At a certain age, many children have to deal with the financial mistakes their parents make. That could mean having to help them out with money, or even having mom and/or dad move in with you.

Some families actually plan for that to happen. In other cases, there are limited options given the high cost of assisted-living facilities and nursing homes.

Whether it's planning for long-term care or just concerns over financial health, many younger Americans are worried about their parents' financial health, according to a new survey conducted by Medical Alert Buyer's Guide, a website that reviews medical alert equipment.

Multiple generations share a meal.

It's important for families to talk about finances. Image source: Getty Images.
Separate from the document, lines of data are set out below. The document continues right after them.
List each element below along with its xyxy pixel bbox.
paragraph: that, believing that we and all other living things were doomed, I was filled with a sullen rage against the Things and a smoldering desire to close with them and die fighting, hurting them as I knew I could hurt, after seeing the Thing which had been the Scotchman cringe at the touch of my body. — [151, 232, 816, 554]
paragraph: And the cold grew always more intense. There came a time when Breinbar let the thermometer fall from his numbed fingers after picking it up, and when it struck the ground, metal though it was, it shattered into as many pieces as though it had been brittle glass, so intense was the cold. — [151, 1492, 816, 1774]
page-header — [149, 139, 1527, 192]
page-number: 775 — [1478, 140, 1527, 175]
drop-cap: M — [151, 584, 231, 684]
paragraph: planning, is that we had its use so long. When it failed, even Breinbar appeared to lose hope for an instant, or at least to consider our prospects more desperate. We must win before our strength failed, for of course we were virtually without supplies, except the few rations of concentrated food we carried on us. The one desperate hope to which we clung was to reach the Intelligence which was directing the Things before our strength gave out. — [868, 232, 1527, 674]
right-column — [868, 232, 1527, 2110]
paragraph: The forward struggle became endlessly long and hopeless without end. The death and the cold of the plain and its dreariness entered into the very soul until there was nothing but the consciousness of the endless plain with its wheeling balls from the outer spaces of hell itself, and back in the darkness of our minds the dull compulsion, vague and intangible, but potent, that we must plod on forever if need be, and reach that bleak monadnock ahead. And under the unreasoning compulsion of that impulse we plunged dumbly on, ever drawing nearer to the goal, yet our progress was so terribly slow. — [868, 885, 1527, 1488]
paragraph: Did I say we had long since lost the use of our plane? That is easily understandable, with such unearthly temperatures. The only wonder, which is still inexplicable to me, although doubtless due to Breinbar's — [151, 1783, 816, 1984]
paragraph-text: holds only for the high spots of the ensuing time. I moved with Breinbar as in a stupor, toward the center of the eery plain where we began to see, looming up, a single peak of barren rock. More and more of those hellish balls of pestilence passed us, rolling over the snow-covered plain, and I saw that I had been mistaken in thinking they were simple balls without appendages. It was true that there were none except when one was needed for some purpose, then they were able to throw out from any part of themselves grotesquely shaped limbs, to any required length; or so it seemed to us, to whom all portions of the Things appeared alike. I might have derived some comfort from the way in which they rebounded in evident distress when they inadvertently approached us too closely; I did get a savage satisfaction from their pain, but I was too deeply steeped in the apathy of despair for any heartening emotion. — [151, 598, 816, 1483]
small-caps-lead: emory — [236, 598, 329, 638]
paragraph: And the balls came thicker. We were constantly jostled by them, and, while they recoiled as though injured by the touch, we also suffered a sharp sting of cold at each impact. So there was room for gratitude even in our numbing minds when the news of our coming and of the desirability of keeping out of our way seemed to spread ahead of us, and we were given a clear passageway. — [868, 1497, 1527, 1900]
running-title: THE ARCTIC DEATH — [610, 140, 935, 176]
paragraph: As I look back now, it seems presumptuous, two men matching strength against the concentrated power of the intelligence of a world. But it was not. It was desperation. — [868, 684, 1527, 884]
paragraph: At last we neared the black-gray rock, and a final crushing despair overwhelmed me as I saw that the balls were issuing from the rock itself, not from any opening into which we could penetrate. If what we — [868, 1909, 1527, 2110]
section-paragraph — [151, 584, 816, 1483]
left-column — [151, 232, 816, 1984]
What are the biggest concerns?

Only 15% of those surveyed felt their parents made no financial mistakes. The rest named a variety of different money errors they perceived their parents to be making, including:

  • Insufficient savings: 39%
  • Insufficient emergency funds: 35%
  • Insufficient retirement savings: 32%
  • Too much debt: 28%
  • Poor budgeting habits: 28%
  • Lack of financial knowledge: 26%
  • Excessive spending 24%
  • Poor credit card management: 21%
  • Frequent impulse purchases: 21%
  • Poor investment choices: 16%
  • Overburdened by housing costs: 16%
  • Too frugal: 15%
  • Excessive high-interest loans: 15%

As you can see, many of these are related to kids worrying that their parents have not saved enough or planned for retirement. That's something children have to be concerned about, because at some point they may have to make financial decisions on behalf of their parents. They may also -- and this is clearly something to worry about -- be forced to pay for care or other expenses their parents can't afford.

What should you do?

It's not always comfortable for kids to talk about money with their parents. In some cases, the topic can be embarrassing or just uncomfortable -- but that does not make it any less essential.

If your parents are well off and don't require any sort of financial intervention, it's still important to know their wishes in case a time comes when they can't express them. When circumstances are less clear, it's very important to open a dialogue. As a kid, that can be a sort of role reversal. You should start by taking a deliberate approach and asking your parents what their plans are for their future and how they plan to pay off debt, deal with an incapacitating illness, or handle any other calamity.

You may find they already have a plan worked out. Maybe they're in better shape than you think -- maybe they expect to downsize and move someplace cheaper, or have savings you don't know about. If that's not the case, then you have to really dig into the numbers and ask the tough questions. You may have to bring in outside help to force your parents to see their reality and the burden that could create for you.

What's important is to assess the situation and have your parents face their reality as early as possible. Ideally, this happens when they are still young enough to make changes, or at least before children are forced to get involved.

It's not easy to talk about money -- especially when poor choices have been made -- and it can be harder to be the adult in a relationship where you are also the child. Despite that, it's important to have these conversations, because things only get worse if potential problems are ignored.